A two-year research project at the University of Music and Performing Arts in Graz, funded by the Austrian Science Fund, examines the historic and contemporary scope of jazz in Graz with regards to issues of identity, inheritance and local thought. The project intends to complement the international comparative studies of the Rhythm Changes project by providing detailed examinations of jazz in Graz including analyses of the music and its socio-cultural context.

This paper outlines the aims, scope, structure and methods of the project and presents first results regarding the historic role of Graz in the formation of jazz in Austria. It draws from studies of historic sources, interviews, as well as from analyses of representative musical examples. An overview of jazz in Graz since 1965 will be given and several outstanding examples of musical projects that reflect the identity of Graz on an international scope will be discussed. The presentation contributes widely to the conference theme by addressing issues of identity and inheritance, the spread and dynamics of the jazz culture as well as the role of Graz in the transformation and acculturation of American and European jazz traditions and other influences.

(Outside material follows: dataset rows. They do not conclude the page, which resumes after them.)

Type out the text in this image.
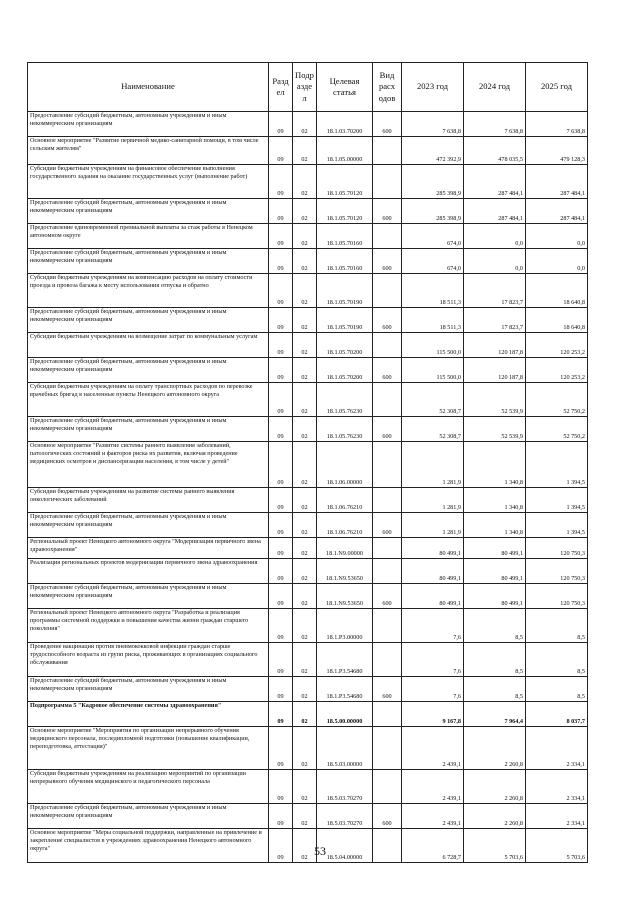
Наименование	Разд ел	Подр азде л	Целевая статья	Вид расх одов	2023 год	2024 год	2025 год
Предоставление субсидий бюджетным, автономным учреждениям и иным некоммерческим организациям	09	02	18.1.03.70200	600	7 638,8	7 638,8	7 638,8
Основное мероприятие "Развитие первичной медико-санитарной помощи, в том числе сельским жителям"	09	02	18.1.05.00000		472 392,9	478 035,5	479 128,3
Субсидии бюджетным учреждениям на финансовое обеспечение выполнения государственного задания на оказание государственных услуг (выполнение работ)	09	02	18.1.05.70120		285 398,9	287 484,1	287 484,1
Предоставление субсидий бюджетным, автономным учреждениям и иным некоммерческим организациям	09	02	18.1.05.70120	600	285 398,9	287 484,1	287 484,1
Предоставление единовременной премиальной выплаты за стаж работы в Ненецком автономном округе	09	02	18.1.05.70160		674,0	0,0	0,0
Предоставление субсидий бюджетным, автономным учреждениям и иным некоммерческим организациям	09	02	18.1.05.70160	600	674,0	0,0	0,0
Субсидии бюджетным учреждениям на компенсацию расходов на оплату стоимости проезда и провоза багажа к месту использования отпуска и обратно	09	02	18.1.05.70190		18 511,3	17 823,7	18 640,8
Предоставление субсидий бюджетным, автономным учреждениям и иным некоммерческим организациям	09	02	18.1.05.70190	600	18 511,3	17 823,7	18 640,8
Субсидии бюджетным учреждениям на возмещение затрат по коммунальным услугам	09	02	18.1.05.70200		115 500,0	120 187,8	120 253,2
Предоставление субсидий бюджетным, автономным учреждениям и иным некоммерческим организациям	09	02	18.1.05.70200	600	115 500,0	120 187,8	120 253,2
Субсидии бюджетным учреждениям на оплату транспортных расходов по перевозке врачебных бригад в населенные пункты Ненецкого автономного округа	09	02	18.1.05.76230		52 308,7	52 539,9	52 750,2
Предоставление субсидий бюджетным, автономным учреждениям и иным некоммерческим организациям	09	02	18.1.05.76230	600	52 308,7	52 539,9	52 750,2
Основное мероприятие "Развитие системы раннего выявления заболеваний, патологических состояний и факторов риска их развития, включая проведение медицинских осмотров и диспансеризации населения, в том числе у детей"	09	02	18.1.06.00000		1 281,9	1 340,8	1 394,5
Субсидии бюджетным учреждениям на развитие системы раннего выявления онкологических заболеваний	09	02	18.1.06.76210		1 281,9	1 340,8	1 394,5
Предоставление субсидий бюджетным, автономным учреждениям и иным некоммерческим организациям	09	02	18.1.06.76210	600	1 281,9	1 340,8	1 394,5
Региональный проект Ненецкого автономного округа "Модернизация первичного звена здравоохранения"	09	02	18.1.N9.00000		80 499,1	80 499,1	120 750,3
Реализация региональных проектов модернизации первичного звена здравоохранения	09	02	18.1.N9.53650		80 499,1	80 499,1	120 750,3
Предоставление субсидий бюджетным, автономным учреждениям и иным некоммерческим организациям	09	02	18.1.N9.53650	600	80 499,1	80 499,1	120 750,3
Региональный проект Ненецкого автономного округа "Разработка и реализация программы системной поддержки и повышения качества жизни граждан старшего поколения"	09	02	18.1.P3.00000		7,6	8,5	8,5
Проведение вакцинации против пневмококковой инфекции граждан старше трудоспособного возраста из групп риска, проживающих в организациях социального обслуживания	09	02	18.1.P3.54680		7,6	8,5	8,5
Предоставление субсидий бюджетным, автономным учреждениям и иным некоммерческим организациям	09	02	18.1.P3.54680	600	7,6	8,5	8,5
Подпрограмма 5 "Кадровое обеспечение системы здравоохранения"	09	02	18.5.00.00000		9 167,8	7 964,4	8 037,7
Основное мероприятие "Мероприятия по организации непрерывного обучения медицинского персонала, последипломной подготовки (повышение квалификации, переподготовка, аттестация)"	09	02	18.5.03.00000		2 439,1	2 260,8	2 334,1
Субсидии бюджетным учреждениям на реализацию мероприятий по организации непрерывного обучения медицинского и педагогического персонала	09	02	18.5.03.70270		2 439,1	2 260,8	2 334,1
Предоставление субсидий бюджетным, автономным учреждениям и иным некоммерческим организациям	09	02	18.5.03.70270	600	2 439,1	2 260,8	2 334,1
Основное мероприятие "Меры социальной поддержки, направленные на привлечение и закрепление специалистов в учреждениях здравоохранения Ненецкого автономного округа"	09	02	18.5.04.00000		6 728,7	5 703,6	5 703,6
53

Ioannis Tsioulakis and Elina Hytönen – Revisiting Professional Jazz Musicians: Collectivity and Audience in Contemporary European Jazz

Howard Becker’s seminal work The Professional Jazz Musician and his Audience (1951) has been central at describing the dynamic between jazz musicians and the diverse circles of music aficionados surrounding them. In his chapter, Becker proposed a rigid dichotomy between musicians and “squares”, the latter term describing the musically unsophisticated members of the audience that jazz musicians identified as responsible for the constraint and lack of expressive freedom characterising their everyday musicking.

Drawing on ethnographic research among jazz musicians in Finland, Greece and the UK, this presentation will revisit Becker’s celebrated views and examine how contemporary musicians conceptualise their relationship with diverse types of audiences. The examination will be twofold: by employing discourse analysis, we will examine the way that jazz musicians in the three contexts speak about their collectivities and the factors that differentiate them with the spectators. Simultaneously, we will investigate the way that these divisions become manifested in performance, and specifically the spatial and sonic arrangements that facilitate or hinder the emergence of collectivity between musicians and audience members.

Ultimately, this presentation will argue that claims to knowledge and authenticity are still dominant among jazz musicians, and the rhetorics employed are surprisingly uniform across different European scenes. Divisions with the audience, however, and the way they become discursively and performatively manifest are quite more complicated than a neat dualism between “musicians” vs. “squares” can encompass. By examining some of the factors that define this cultural division, our paper will contribute to a deeper understanding of performative strategies and self-identifications among professional jazz musicians around Europe.